春桃过来扶了她一把,担心道:“郡主,您体弱,不易长时间走路,不如停下来休息吧?”
她家郡主一直陪着裴公子沿着河岸游逛,已经走了近半个钟头了,累的小脸通红。
裴寒脚步未停,反而走的更快,眼底的亮色被睫毛覆盖。
“裴公子?”被落在后面的穆婉婉急喊了声,却见那道青色身影并未停下。
她又叫了几声,被春桃扶着就想追上去。但人累的实在走不动了,只能弯着腰弓着背,粗粗的喘气儿。
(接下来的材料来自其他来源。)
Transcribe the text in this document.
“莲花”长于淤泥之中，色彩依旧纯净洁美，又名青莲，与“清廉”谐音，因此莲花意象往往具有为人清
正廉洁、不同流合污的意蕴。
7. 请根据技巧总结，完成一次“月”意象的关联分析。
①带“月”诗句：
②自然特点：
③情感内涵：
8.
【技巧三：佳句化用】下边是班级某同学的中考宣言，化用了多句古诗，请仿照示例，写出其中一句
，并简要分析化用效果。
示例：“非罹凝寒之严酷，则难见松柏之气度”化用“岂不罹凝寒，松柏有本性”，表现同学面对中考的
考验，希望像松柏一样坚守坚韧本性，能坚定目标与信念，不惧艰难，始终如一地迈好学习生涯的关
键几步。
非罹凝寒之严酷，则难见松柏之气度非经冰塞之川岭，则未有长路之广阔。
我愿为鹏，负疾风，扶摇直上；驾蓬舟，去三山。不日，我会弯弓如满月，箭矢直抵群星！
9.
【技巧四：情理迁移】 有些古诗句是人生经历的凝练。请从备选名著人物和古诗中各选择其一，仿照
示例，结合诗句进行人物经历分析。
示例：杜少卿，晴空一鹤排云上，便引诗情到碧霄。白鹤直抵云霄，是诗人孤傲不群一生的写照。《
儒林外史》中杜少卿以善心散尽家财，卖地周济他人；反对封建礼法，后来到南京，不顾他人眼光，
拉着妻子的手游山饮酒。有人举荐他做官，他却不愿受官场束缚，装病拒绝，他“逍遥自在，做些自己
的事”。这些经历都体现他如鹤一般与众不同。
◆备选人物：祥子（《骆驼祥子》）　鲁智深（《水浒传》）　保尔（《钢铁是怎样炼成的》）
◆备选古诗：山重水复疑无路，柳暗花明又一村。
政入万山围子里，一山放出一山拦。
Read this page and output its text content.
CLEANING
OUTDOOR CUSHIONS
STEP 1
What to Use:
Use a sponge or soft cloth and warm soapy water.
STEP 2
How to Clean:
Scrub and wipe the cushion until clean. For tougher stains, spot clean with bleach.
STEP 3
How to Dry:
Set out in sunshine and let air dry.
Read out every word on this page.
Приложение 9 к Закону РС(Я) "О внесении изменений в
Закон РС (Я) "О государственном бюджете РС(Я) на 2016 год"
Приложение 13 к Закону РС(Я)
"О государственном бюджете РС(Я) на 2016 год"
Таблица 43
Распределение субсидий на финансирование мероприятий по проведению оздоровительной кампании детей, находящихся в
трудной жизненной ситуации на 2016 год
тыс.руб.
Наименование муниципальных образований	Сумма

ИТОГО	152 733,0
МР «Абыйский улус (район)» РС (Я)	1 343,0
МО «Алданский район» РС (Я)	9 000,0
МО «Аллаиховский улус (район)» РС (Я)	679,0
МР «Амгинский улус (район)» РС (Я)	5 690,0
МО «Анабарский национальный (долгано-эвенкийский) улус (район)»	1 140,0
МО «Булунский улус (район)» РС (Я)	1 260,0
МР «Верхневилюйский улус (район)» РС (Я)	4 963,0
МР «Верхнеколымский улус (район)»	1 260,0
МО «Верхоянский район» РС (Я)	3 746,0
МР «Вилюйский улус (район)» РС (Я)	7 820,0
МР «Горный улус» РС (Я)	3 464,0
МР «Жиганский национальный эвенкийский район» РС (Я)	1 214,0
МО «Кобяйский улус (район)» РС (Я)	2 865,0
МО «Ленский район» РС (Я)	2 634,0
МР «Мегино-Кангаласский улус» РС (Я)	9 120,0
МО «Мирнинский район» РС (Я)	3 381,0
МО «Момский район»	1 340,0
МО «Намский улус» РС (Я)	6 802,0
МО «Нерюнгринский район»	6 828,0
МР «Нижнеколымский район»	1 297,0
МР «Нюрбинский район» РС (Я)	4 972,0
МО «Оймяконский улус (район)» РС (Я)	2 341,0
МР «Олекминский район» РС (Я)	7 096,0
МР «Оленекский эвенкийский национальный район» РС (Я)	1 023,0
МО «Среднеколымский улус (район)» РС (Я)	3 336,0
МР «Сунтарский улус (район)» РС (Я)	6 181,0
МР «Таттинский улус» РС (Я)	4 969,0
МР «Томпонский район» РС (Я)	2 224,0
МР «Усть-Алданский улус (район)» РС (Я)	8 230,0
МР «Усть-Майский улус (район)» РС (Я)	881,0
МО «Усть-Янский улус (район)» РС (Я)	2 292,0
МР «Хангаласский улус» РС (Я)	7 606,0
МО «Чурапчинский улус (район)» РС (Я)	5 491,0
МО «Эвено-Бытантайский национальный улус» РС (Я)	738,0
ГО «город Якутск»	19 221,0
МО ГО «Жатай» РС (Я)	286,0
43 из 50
穆初槿扯着纸鸢,在穆婉婉面前晃了晃,冲后面跃跃欲试的曹子才使了个眼色:曹兄,上啊!
曹子才得到提醒,两手搓了搓,撑开青竹泼墨扇,风流倜傥的走过去。但不知是太过紧张怎的,没看见脚下的石头,整个人趔趄了下,朝一旁扑去。
穆初槿赶紧捂住眼睛,朝前面的裴寒追上去。
裴寒以为又是穆婉婉,生气的转头。看见那道娇小的身影扯着纸鸢,一条锦鲤已经从她身后升了起来,被东风吹着,趁势而起,越来越高。和天上各色的纸鸢缠在一起。
“裴寒,来放纸鸢啊?”
不远处的她笑嘻嘻的,露出一排小巧的贝齿。整张脸在明媚的阳光下,竟焕发着别样的神采。
那是什么神色呢,总之很吸引人,让裴寒移不开视线。
见裴寒对着她发愣,穆初槿伸出小手又挥了挥,才见裴寒回过神来,冷着脸扭到一边,装作没看见她。
气的她右脚一跺,人快步走过去,“裴寒,我们一起放纸鸢吧?我告诉你,别想拒绝,否则本宫治你的罪!”
“草民没犯罪。”裴寒顶嘴。
“呵!你有没有罪,还不是本宫说了算?你若是不肯,本宫就喊……”眼珠子一转,眯了眯,露出一抹狡黠的笑:“就说裴郎非礼本宫。”
“你……”裴寒满脸通红,低啐了口:“不要脸!”
“本宫就不要脸怎么了?裴寒,你答不答应?”穆初槿板着脸,抬高下巴,端出公主的架子。
现在周围都是他的学生,若是让孩子们听到这种污言秽语,不是残害了祖国的花朵嘛。
裴寒咬着牙,沉着眼,夺过穆初槿手里的线轱辘,颇是熟练的放起来。
“哇!裴寒原来你会放啊!”一开始见他扭扭捏捏的,还以为他不熟练哪。
裴寒冷声道:“孩子们都是我教的。”
“哦。”拖着长音,穆初槿一副“原来如此”的表情,迎来裴寒一个白眼。
东风和暖,草长莺飞。
万物复苏的季节,所有的一切都变得美好起来。
两岸杨柳依依,中间绿水悠悠。宛如丝带般的长河,犹如镶嵌在地上的碧玉,晶莹透亮。映照着蓝天流云,山河绿树。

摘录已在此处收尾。